La Cina é il quarto esportatore mondiale di armi. Otto delle sue aziende, seconde solo alle industrie americane, figurano nell’ultima classifica delle 100 migliori fabbriche di armi del mondo stilata dallo Stockholm International Peace Research Institute .
Sul piano diplomatico Pechino sta soppesando le conseguenze economiche globali della profonda crisi nelle relazioni con l’America e l’Europa che la fornitura di armamenti alla Russia inevitabilmente innescherebbe.
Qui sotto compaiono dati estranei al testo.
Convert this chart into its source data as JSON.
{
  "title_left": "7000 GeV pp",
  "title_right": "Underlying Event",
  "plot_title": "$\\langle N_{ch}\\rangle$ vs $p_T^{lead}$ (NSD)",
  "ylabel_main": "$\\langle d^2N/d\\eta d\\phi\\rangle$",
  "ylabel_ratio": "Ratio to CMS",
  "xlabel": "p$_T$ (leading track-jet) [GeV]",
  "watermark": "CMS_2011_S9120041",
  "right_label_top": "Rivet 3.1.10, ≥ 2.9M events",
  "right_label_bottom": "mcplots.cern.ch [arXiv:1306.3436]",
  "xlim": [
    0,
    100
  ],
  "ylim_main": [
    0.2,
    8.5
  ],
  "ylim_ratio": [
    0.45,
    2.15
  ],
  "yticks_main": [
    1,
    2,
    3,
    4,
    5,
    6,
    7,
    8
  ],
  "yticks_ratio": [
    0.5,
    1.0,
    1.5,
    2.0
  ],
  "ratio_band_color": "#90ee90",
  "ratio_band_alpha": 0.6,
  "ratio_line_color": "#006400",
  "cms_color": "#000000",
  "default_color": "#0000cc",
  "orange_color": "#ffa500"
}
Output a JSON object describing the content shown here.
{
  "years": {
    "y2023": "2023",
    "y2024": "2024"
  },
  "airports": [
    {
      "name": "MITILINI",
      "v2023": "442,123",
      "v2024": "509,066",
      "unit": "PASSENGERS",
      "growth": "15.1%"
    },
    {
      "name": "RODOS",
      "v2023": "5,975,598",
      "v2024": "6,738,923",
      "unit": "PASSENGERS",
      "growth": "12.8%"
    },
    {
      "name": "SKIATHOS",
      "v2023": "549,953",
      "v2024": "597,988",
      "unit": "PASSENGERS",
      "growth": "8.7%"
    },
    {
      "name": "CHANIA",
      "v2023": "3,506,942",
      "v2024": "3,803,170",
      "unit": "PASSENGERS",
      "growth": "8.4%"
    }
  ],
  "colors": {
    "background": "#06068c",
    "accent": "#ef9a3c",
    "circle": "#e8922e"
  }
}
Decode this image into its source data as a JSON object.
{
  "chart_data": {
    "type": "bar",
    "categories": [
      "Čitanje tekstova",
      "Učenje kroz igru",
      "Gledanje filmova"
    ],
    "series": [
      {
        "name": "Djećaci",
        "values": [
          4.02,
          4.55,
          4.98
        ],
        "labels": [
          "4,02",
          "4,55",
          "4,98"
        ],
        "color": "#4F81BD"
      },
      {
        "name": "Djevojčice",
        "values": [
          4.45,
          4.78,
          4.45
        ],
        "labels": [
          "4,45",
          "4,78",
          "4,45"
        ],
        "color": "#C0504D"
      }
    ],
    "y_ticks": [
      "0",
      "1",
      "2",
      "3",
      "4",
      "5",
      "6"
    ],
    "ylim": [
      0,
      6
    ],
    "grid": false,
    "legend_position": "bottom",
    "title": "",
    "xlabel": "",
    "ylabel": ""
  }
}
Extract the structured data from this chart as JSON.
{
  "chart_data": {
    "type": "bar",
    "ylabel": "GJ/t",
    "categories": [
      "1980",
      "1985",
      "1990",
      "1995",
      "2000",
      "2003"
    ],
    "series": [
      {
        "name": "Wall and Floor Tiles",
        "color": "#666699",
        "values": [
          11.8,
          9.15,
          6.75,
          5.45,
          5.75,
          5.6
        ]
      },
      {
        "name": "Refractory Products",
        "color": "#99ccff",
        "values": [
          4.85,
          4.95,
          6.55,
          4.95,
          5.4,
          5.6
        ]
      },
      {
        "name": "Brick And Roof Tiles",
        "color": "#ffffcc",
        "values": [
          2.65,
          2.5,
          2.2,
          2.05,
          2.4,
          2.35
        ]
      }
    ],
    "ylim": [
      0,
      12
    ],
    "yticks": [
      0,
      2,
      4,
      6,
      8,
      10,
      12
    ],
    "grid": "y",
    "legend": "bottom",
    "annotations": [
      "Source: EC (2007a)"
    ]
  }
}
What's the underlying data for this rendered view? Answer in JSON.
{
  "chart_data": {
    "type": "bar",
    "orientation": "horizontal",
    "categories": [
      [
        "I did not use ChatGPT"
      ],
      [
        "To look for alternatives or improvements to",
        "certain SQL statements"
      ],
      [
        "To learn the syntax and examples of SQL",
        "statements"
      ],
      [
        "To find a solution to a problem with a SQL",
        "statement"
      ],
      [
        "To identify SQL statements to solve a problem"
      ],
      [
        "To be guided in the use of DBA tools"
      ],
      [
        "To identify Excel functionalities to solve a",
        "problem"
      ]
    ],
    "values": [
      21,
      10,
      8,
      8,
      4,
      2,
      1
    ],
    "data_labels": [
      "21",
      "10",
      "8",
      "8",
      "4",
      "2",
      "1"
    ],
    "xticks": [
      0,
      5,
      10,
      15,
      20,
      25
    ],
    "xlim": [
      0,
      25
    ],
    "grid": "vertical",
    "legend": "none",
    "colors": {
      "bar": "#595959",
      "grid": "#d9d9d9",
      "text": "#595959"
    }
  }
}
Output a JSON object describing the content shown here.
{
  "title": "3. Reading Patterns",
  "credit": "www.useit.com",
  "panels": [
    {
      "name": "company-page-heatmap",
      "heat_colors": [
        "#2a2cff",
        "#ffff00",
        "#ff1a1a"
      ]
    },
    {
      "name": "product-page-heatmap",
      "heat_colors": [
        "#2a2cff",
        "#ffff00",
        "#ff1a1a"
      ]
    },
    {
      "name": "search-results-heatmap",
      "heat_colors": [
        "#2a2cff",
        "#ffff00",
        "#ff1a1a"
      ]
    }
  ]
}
La decisione del Presidente Xi Jinping e dei vertici del partito comunista cinese oscilla fra il doppio rischio strategico delle armi a Mosca e i contraccolpi globali di una rottura con l’occidente. Il che comporterebbe un’estensione dall’Europa all’Asia della cortina di ferro che di fatto isolerebbe Pechino, relegandola al ruolo di ultimo grande paese comunista e alla leadership di un contorno di regimi quali la Corea del Nord, il Venezuela, Vietnam, Laos e in parte Cuba.
Per il momento il Presidente degli Stati Uniti Joe Biden si mostra più ottimista dell’intelligence americana e afferma di non prevedere “una grande iniziativa da parte della Cina che fornisca armi alla Russia”.

Secondo gli analisti di strategie militari infatti sussiste la possibilità, evidenziata dall’Economist, che invece di inviare armi, la Cina possa aiutare la Russia ad aggirare le sanzioni occidentali rifornendola di componenti ad alta tecnologia per droni, missili da crociera e altre armi di precisione.
In cambio, Pechino potrebbe richiedere tecnologia research and development, ricerca e sviluppo, per l’Rd-180, il motore dei missili vettori russi utilizzati per i lanci spaziali e applicabile anche ai missili balistici. Sicura anche la richiesta della tecnologia dei sottomarini e dei motori a reazione.

In un modo o nell’altro, tenendo bloccata l’America in Europa alle prese con un sostegno esponenziale all’Ucraina, lucrando sui prezzi più che dimezzati del petrolio e del gas della Russia, oppure vendendo armi a peso d’oro a Mosca o semplicemente ottenendo tecnologia avanzata, la Cina ha già trasformato in un grande affare la guerra di Putin a Kiev.
Un equilibrio sul business più redditizio che sarà sottoposto a forti pressioni e che potrebbe essere interrotto qualora la posizione della Russia sul campo di battaglia che già ora appare disperata, dovesse precipitare in primavera o in estate, quando l’Ucraina lancerà l’offensiva che sta preparando in queste settimane.
Prima di decidere a Pechino ripasseranno la celebre massima del più importante stratega militare di tutti i tempi, il cinese Sun Tzu secondo il quale “i guerrieri vittoriosi prima vincono e poi vanno in guerra, mentre i guerrieri sconfitti prima vanno in guerra e poi cercano di vincere”. Un caso che si attaglia a Vladimir Putin.